Molar heat capacity of water in equilibrium with ice at constant press...
Ans.
Method to Solve :
Heat capacity at constant pressure may be defined as the rate of change of enthalpy with temperature at constant pressure.
Since water and ice is at equilibrium, there is no change in temperature. They are at same temperature. So dT =0 and we know that something divided by 0 is infinity
Thus Cp= infinity ( at constant pressure)
Molar heat capacity of water in equilibrium with ice at constant press...
Molar heat capacity is the amount of heat required to raise the temperature of one mole of a substance by 1 Kelvin (or 1 degree Celsius). In this case, we are considering water in equilibrium with ice at constant pressure.

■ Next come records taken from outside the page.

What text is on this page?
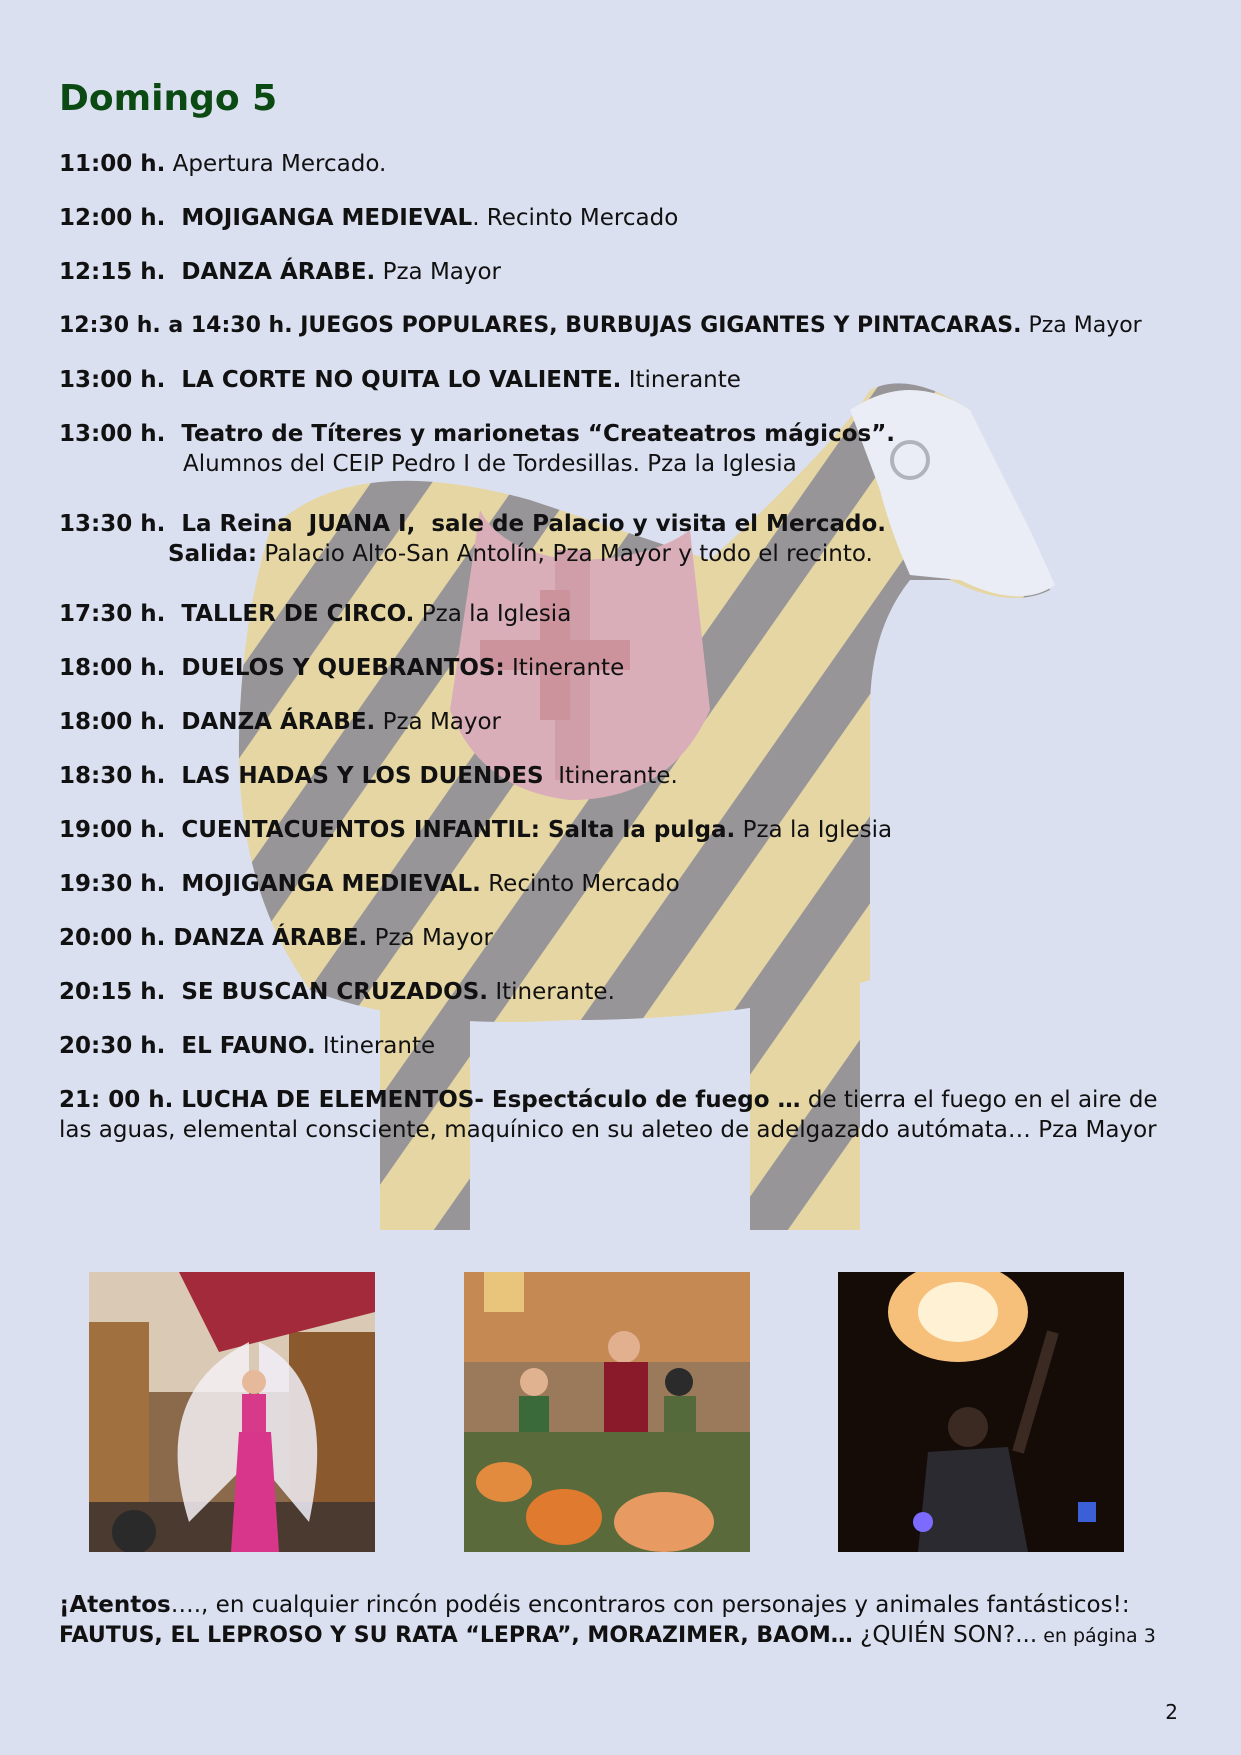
Domingo 5
11:00 h. Apertura Mercado.
12:00 h.  MOJIGANGA MEDIEVAL. Recinto Mercado
12:15 h.  DANZA ÁRABE. Pza Mayor
12:30 h. a 14:30 h. JUEGOS POPULARES, BURBUJAS GIGANTES Y PINTACARAS. Pza Mayor
13:00 h.  LA CORTE NO QUITA LO VALIENTE. Itinerante
13:00 h.  Teatro de Títeres y marionetas “Createatros mágicos”.
Alumnos del CEIP Pedro I de Tordesillas. Pza la Iglesia
13:30 h.  La Reina  JUANA I,  sale de Palacio y visita el Mercado.
Salida: Palacio Alto-San Antolín; Pza Mayor y todo el recinto.
17:30 h.  TALLER DE CIRCO. Pza la Iglesia
18:00 h.  DUELOS Y QUEBRANTOS: Itinerante
18:00 h.  DANZA ÁRABE. Pza Mayor
18:30 h.  LAS HADAS Y LOS DUENDES  Itinerante.
19:00 h.  CUENTACUENTOS INFANTIL: Salta la pulga. Pza la Iglesia
19:30 h.  MOJIGANGA MEDIEVAL. Recinto Mercado
20:00 h. DANZA ÁRABE. Pza Mayor
20:15 h.  SE BUSCAN CRUZADOS. Itinerante.
20:30 h.  EL FAUNO. Itinerante
21: 00 h. LUCHA DE ELEMENTOS- Espectáculo de fuego … de tierra el fuego en el aire de las aguas, elemental consciente, maquínico en su aleteo de adelgazado autómata… Pza Mayor
¡Atentos…., en cualquier rincón podéis encontraros con personajes y animales fantásticos!:
FAUTUS, EL LEPROSO Y SU RATA “LEPRA”, MORAZIMER, BAOM… ¿QUIÉN SON?... en página 3
2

In equilibrium, the temperature remains constant, meaning that there is no change in the thermal energy of the system. Therefore, the molar heat capacity of water in equilibrium with ice is zero. This is because no heat is required to raise the temperature of the system since the temperature is constant.

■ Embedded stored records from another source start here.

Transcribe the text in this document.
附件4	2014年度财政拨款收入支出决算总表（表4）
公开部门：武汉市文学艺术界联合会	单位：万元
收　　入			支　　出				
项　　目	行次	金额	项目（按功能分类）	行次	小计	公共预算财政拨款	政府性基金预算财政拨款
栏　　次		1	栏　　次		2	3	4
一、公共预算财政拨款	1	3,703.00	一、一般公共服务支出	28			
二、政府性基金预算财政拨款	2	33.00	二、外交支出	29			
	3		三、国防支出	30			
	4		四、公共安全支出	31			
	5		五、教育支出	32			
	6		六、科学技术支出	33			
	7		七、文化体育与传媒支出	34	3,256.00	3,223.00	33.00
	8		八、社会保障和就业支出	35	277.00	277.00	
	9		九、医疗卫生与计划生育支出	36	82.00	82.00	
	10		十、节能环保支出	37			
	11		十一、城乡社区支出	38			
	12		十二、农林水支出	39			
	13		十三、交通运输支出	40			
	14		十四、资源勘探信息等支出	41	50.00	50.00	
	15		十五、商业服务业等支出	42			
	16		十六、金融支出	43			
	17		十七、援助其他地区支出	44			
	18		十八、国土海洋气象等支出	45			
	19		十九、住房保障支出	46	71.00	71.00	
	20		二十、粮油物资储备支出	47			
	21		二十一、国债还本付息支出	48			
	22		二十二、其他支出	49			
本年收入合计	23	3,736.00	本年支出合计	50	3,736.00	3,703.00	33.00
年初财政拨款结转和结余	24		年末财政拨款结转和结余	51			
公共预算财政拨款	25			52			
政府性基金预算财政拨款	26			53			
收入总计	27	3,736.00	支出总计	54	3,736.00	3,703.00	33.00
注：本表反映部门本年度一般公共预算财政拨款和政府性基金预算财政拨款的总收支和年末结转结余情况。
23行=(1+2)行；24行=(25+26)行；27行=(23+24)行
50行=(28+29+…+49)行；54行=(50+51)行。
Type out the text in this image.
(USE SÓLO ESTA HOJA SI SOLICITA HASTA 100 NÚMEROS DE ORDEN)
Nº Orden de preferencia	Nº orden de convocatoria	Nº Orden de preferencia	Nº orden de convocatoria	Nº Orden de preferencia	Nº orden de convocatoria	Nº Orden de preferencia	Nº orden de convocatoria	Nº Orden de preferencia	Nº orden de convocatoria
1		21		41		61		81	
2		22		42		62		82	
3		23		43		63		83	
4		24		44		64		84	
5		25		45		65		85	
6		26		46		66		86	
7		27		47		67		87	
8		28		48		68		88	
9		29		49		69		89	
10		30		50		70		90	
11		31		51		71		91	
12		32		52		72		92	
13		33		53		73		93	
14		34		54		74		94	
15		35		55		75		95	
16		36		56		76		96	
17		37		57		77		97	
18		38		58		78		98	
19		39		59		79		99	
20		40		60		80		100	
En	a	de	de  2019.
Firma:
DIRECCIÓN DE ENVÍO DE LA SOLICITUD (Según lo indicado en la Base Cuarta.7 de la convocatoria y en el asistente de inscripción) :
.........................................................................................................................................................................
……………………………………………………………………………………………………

However, it is important to note that the molar heat capacity of water in equilibrium with ice is not exactly zero. It is very close to zero but not exactly zero due to the small changes in temperature that may occur in the system.
The molar heat capacity of water in equilibrium with ice is approximately 40.45 J/K/mol. This value represents the heat capacity of water at very low temperatures, where the system is close to equilibrium.

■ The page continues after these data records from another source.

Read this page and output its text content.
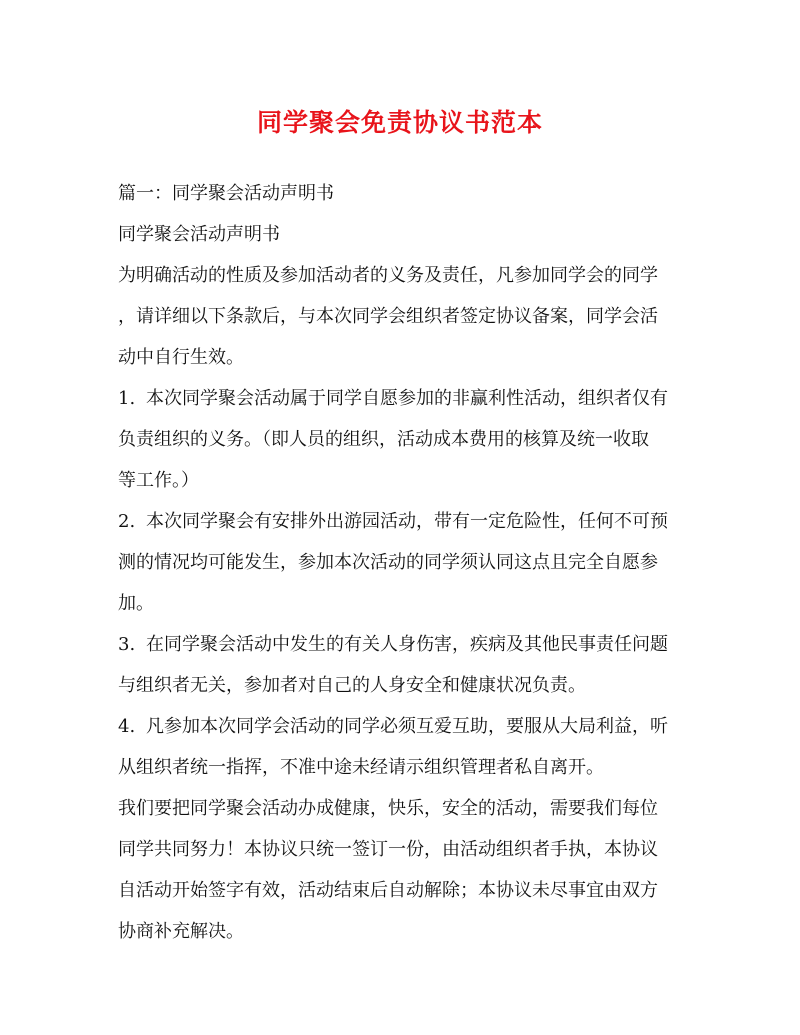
同学聚会免责协议书范本
篇一：同学聚会活动声明书
同学聚会活动声明书
为明确活动的性质及参加活动者的义务及责任，凡参加同学会的同学
，请详细以下条款后，与本次同学会组织者签定协议备案，同学会活
动中自行生效。
1. 本次同学聚会活动属于同学自愿参加的非赢利性活动，组织者仅有
负责组织的义务。（即人员的组织，活动成本费用的核算及统一收取
等工作。）
2. 本次同学聚会有安排外出游园活动，带有一定危险性，任何不可预
测的情况均可能发生，参加本次活动的同学须认同这点且完全自愿参
加。
3. 在同学聚会活动中发生的有关人身伤害，疾病及其他民事责任问题
与组织者无关，参加者对自己的人身安全和健康状况负责。
4. 凡参加本次同学会活动的同学必须互爱互助，要服从大局利益，听
从组织者统一指挥，不准中途未经请示组织管理者私自离开。
我们要把同学聚会活动办成健康，快乐，安全的活动，需要我们每位
同学共同努力！本协议只统一签订一份，由活动组织者手执，本协议
自活动开始签字有效，活动结束后自动解除；本协议未尽事宜由双方
协商补充解决。
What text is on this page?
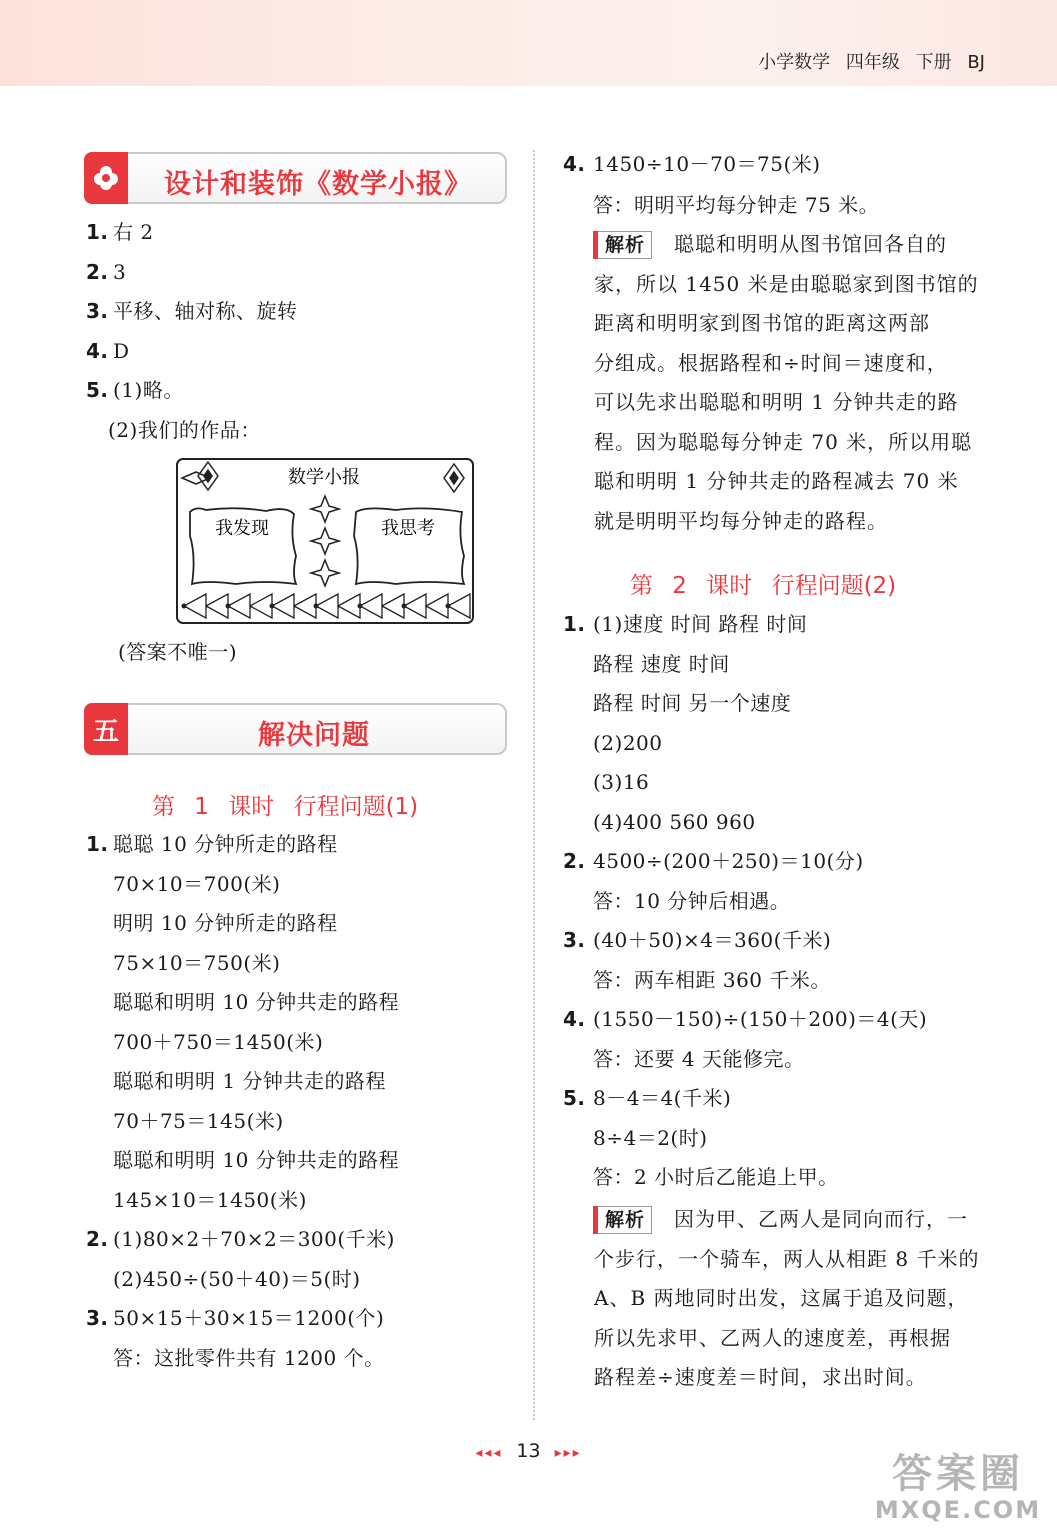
小学数学 四年级 下册 BJ
设计和装饰《数学小报》
1. 右 2
2. 3
3. 平移、轴对称、旋转
4. D
5. (1)略。
(2)我们的作品：
数学小报
我发现	我思考
(答案不唯一)
五	解决问题
第 1 课时 行程问题(1)
1. 聪聪 10 分钟所走的路程
70×10＝700(米)
明明 10 分钟所走的路程
75×10＝750(米)
聪聪和明明 10 分钟共走的路程
700＋750＝1450(米)
聪聪和明明 1 分钟共走的路程
70＋75＝145(米)
聪聪和明明 10 分钟共走的路程
145×10＝1450(米)
2. (1)80×2＋70×2＝300(千米)
(2)450÷(50＋40)＝5(时)
3. 50×15＋30×15＝1200(个)
答：这批零件共有 1200 个。
4. 1450÷10－70＝75(米)
答：明明平均每分钟走 75 米。
解析 聪聪和明明从图书馆回各自的
家，所以 1450 米是由聪聪家到图书馆的
距离和明明家到图书馆的距离这两部
分组成。根据路程和÷时间＝速度和，
可以先求出聪聪和明明 1 分钟共走的路
程。因为聪聪每分钟走 70 米，所以用聪
聪和明明 1 分钟共走的路程减去 70 米
就是明明平均每分钟走的路程。
第 2 课时 行程问题(2)
1. (1)速度 时间 路程 时间
路程 速度 时间
路程 时间 另一个速度
(2)200
(3)16
(4)400 560 960
2. 4500÷(200＋250)＝10(分)
答：10 分钟后相遇。
3. (40＋50)×4＝360(千米)
答：两车相距 360 千米。
4. (1550－150)÷(150＋200)＝4(天)
答：还要 4 天能修完。
5. 8－4＝4(千米)
8÷4＝2(时)
答：2 小时后乙能追上甲。
解析 因为甲、乙两人是同向而行，一
个步行，一个骑车，两人从相距 8 千米的
A、B 两地同时出发，这属于追及问题，
所以先求甲、乙两人的速度差，再根据
路程差÷速度差＝时间，求出时间。
◂◂◂ 13 ▸▸▸	答案圈
MXQE.COM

The molar heat capacity of water at higher temperatures is different and is approximately 75.48 J/K/mol. This value represents the heat capacity of water when it is not in equilibrium with ice.
It is important to understand that the molar heat capacity of a substance can vary depending on the conditions under which it is measured. In this case, we are specifically considering water in equilibrium with ice at constant pressure.